Leaking pipelines in Siberia, sabotage operations in Nigeria and the long-term consequences of accidents have one thing in common: they leave behind them huge lakes of oil which pollute the soil, contaminate the ground water and destroy the habitat of humans, animals and plants.
Biotherm Technologie AG from Schaffhausen in Switzerland has devised a way to neutralize the environmental damage and create energy by producing heating oil, diesel fuel and bitumen from long-chain hydrocarbons.
"Our process is based on fractionated depolymerisation and was originally developed for the reconditioning of waste plastics and oil," says Christopher F. Stampfli, director designate of Biotherm Technologie AG. "However, it's equally effective for drying up oil lakes. This is not just an ecological necessity, it also increases effective capacity utilisation of the oil wells and improves energy generation."
Refineries are often thousands of miles from the production areas and oil has to be transported over vast distances - 4 billion tons of crude oil reaches the world's 700 refineries using 3,500 oil tankers and a network of pipelines covering 5 million miles.
Leaks in pipelines, the release of drilling waste, leaking storage tanks and waste disposal sites as well as the flaring of oil and gas cause a percentage to escape unused into the environment.
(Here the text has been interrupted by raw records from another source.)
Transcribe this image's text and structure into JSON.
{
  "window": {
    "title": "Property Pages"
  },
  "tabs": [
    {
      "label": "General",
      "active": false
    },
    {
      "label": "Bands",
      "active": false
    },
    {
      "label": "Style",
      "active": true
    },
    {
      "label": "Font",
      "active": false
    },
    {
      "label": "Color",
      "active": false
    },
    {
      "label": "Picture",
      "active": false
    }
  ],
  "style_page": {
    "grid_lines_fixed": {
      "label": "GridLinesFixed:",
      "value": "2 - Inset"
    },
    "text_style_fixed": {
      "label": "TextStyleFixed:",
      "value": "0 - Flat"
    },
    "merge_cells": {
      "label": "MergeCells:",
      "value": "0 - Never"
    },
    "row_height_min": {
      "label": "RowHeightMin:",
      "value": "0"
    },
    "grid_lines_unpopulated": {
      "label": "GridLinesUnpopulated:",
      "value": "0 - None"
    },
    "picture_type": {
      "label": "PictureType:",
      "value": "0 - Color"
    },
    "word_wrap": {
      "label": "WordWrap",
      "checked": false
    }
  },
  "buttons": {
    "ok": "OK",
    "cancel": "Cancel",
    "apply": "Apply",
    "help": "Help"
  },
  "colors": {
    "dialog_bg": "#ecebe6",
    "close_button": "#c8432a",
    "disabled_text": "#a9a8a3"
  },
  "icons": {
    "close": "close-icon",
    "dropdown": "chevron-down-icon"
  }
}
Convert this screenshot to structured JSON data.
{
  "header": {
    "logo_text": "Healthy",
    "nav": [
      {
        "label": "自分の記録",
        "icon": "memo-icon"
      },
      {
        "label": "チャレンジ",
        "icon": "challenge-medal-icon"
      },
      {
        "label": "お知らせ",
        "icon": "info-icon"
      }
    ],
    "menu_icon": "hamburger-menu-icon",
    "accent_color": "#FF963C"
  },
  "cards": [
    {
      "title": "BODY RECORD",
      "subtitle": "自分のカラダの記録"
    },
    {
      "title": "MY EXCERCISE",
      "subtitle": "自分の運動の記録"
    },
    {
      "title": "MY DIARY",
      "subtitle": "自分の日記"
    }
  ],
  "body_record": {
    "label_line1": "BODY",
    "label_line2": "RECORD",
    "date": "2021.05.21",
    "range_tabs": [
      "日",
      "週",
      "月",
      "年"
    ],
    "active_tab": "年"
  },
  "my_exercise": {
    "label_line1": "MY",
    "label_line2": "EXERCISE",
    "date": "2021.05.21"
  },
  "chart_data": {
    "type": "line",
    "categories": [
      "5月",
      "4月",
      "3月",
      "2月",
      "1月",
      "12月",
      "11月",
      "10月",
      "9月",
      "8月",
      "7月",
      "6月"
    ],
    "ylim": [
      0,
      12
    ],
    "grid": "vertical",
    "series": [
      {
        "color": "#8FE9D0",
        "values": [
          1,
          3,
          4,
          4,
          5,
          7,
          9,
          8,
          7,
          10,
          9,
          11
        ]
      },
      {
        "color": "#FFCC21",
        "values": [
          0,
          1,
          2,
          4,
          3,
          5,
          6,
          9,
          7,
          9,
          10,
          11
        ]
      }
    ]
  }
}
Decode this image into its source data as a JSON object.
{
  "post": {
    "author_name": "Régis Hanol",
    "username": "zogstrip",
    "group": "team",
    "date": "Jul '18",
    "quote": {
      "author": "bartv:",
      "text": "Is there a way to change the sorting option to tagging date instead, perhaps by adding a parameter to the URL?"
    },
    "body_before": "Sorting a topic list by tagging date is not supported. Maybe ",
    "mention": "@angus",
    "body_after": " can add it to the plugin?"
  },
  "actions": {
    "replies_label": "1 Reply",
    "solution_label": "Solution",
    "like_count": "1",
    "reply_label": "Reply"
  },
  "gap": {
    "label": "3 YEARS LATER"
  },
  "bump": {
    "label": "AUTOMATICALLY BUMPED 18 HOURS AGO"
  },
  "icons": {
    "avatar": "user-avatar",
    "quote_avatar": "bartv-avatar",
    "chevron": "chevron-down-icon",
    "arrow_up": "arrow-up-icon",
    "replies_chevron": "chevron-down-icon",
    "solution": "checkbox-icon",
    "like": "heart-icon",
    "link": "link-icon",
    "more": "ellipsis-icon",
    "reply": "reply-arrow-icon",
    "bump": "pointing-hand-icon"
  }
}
Christopher Stampfli comments: "This is where our business model comes into effect. With the process developed by Germany's Clyvia Technology GmbH, which is similar to the cracking of crude oil, oil lakes can be transformed into mineral fuel. With an annual processing capacity of 4,000 to 40,000 tonnes the relevant facilities have been designed for decentralised application and can - in contrast to large-scale refineries - be set up practically anywhere in the world. In the light of shrinking energy resources this is a huge market, which can remove some of the pressure on global oil supplies in a decisive manner."